Les journalistes médecins qui ont réalisé en 1998 un premier palmarès des hôpitaux pour le magazine « Sciences et Avenir » ont-ils violé le code de déontologie médicale ? Il appartient au Conseil national de l'Ordre des médecins, qui vient d'entendre différents points de vue sur cette question, de trancher.
Sa décision mettra un point final à une procédure déclenchée il y a un peu plus de trois ans par un médecin dont l'hôpital avait été classé par « Sciences et Avenir » parmi les « moins performants » en matière de chirurgie intestinale. Ce médecin avait estimé alors que ceux des journalistes de « Sciences et Avenir » qui étaient aussi médecins n'avaient pas respecté, en élaborant leur palmarès, les articles 3 (relatif à la moralité), 13 (information), 31 (déconsidération de la profession) et 56 (confraternité) du code de déontologie. Portant plainte devant l'ordre départemental de Paris, où sont inscrits à la rubrique médecins non praticiens les deux journalistes en cause, il avait obtenu l'appui de cette instance avant que l'affaire fût jugée par le conseil régional d'Ile-de-France.
En s'associant à la plainte, l'ordre départemental n'avait retenu que les contraventions aux articles 13 et 31. Et en mai 2000, le conseil régional lui avait donné raison : un « avertissement » avait été adressé aux deux journalistes. L'Ordre jugeait que, effectivement, ils n'avaient pas fait état « que de données confirmées », ni « fait preuve de prudence », pas plus qu'ils n'avaient eu « le souci des répercussions de (leurs) propos auprès du public » (article 13). Il estimait qu'ils avaient bel et bien contrevenu à la règle qui veut que « tout médecin doit s'abstenir, même en dehors de l'exercice de sa profession, de tout acte de nature à déconsidérer celle-ci » (article 31).
A la suite de l'appel des médecins « avertis », l'affaire a été portée, mercredi dernier, devant le Conseil national de l'Ordre. Les deux parties ont une nouvelle fois fait valoir leur point du vue. Pour les plaignants, le palmarès de « Sciences et Avenir » a pu inquiéter le public et nuire à la santé publique. Les journalistes affirment que l'information du public est déontologique et favorise le libre choix du médecin par le patient. Ils défendent aussi la liberté du médecin d'informer à la fois ses confrères et le public sur des défaillances du système sanitaire. L'Ordre tranchera dans un mois.

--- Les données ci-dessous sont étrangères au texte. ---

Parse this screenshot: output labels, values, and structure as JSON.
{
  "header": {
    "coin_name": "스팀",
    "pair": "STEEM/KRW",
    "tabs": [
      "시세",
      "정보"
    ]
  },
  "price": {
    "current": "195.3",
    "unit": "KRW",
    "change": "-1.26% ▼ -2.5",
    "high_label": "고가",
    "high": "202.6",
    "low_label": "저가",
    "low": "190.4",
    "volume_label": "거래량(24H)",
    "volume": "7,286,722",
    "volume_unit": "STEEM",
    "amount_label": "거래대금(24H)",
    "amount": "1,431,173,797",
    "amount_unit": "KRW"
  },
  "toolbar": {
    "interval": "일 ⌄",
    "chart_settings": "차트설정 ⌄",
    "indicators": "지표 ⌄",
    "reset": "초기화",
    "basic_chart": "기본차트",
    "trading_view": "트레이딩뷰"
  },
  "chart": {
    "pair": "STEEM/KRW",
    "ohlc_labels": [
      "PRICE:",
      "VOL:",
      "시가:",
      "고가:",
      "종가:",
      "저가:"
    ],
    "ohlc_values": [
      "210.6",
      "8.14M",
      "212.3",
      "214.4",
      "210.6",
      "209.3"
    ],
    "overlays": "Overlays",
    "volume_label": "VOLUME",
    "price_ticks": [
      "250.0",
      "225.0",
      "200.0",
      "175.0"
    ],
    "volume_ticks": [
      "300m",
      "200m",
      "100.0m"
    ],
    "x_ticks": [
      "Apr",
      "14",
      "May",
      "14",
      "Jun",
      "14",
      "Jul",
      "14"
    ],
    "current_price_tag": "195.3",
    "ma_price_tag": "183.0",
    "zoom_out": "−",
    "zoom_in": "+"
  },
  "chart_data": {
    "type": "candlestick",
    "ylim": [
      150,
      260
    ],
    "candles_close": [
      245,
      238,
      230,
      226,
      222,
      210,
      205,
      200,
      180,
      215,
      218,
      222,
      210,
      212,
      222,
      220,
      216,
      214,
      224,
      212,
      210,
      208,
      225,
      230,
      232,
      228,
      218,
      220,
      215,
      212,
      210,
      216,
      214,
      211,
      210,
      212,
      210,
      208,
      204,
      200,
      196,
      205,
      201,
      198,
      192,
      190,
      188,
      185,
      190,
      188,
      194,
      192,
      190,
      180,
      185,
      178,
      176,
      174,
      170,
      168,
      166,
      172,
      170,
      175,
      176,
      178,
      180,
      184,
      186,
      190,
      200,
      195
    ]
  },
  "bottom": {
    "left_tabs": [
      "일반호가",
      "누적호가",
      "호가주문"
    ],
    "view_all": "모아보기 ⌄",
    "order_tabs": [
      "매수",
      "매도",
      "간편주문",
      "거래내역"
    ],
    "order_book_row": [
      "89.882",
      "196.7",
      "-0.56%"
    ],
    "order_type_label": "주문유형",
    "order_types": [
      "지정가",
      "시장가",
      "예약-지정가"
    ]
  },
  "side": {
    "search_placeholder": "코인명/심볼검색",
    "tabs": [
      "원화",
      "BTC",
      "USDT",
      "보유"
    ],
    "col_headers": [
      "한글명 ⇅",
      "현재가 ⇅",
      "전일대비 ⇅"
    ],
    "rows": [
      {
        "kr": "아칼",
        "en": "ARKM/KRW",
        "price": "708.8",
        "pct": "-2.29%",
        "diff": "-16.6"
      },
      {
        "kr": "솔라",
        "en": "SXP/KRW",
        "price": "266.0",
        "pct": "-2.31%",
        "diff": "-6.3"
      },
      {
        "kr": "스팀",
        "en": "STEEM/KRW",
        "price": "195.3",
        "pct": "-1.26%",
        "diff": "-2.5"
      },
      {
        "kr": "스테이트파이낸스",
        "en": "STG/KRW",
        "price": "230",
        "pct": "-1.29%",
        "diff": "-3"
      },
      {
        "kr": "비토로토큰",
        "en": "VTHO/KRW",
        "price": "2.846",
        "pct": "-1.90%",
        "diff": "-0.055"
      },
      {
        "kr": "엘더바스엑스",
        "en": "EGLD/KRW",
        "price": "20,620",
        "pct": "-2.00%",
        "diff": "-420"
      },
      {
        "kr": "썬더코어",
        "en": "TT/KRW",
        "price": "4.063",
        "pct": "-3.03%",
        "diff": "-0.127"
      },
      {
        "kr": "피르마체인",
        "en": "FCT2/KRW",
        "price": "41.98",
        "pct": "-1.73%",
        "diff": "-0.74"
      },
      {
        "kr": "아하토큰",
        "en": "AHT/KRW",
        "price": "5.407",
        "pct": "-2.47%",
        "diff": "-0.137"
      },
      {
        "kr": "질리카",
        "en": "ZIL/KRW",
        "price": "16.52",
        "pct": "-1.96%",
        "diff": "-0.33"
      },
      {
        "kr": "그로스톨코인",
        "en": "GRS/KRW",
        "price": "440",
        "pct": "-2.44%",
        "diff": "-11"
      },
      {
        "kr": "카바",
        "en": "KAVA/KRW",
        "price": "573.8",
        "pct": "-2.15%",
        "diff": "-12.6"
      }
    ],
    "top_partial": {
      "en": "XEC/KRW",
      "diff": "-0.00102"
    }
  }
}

Depuis 1997, l'équipe de « Sciences et Avenir » publie chaque année des palmarès dans différents journaux. Aucune autre plainte n'a été déposée à l'Ordre. En revanche, les titres pour lesquels ils ont travaillé ont été attaqués au civil : en 1997, la première « Liste noire » publiée par « Sciences et Avenir » avait donné lieu à environ cinq plaintes qui n'avaient pas abouti. L'année suivante, une trentaine de chirurgiens cardiaques avaient poursuivi le même journal en diffamation et obtenu gain de cause. L'édition 1999 du palmarès, parue dans « le Figaro Magazine », n'avait occasionné aucune plainte. En revanche, la ville de Château-Thierry a attaqué l'hebdomadaire en 2000, mais le jugement n'a pas encore été rendu.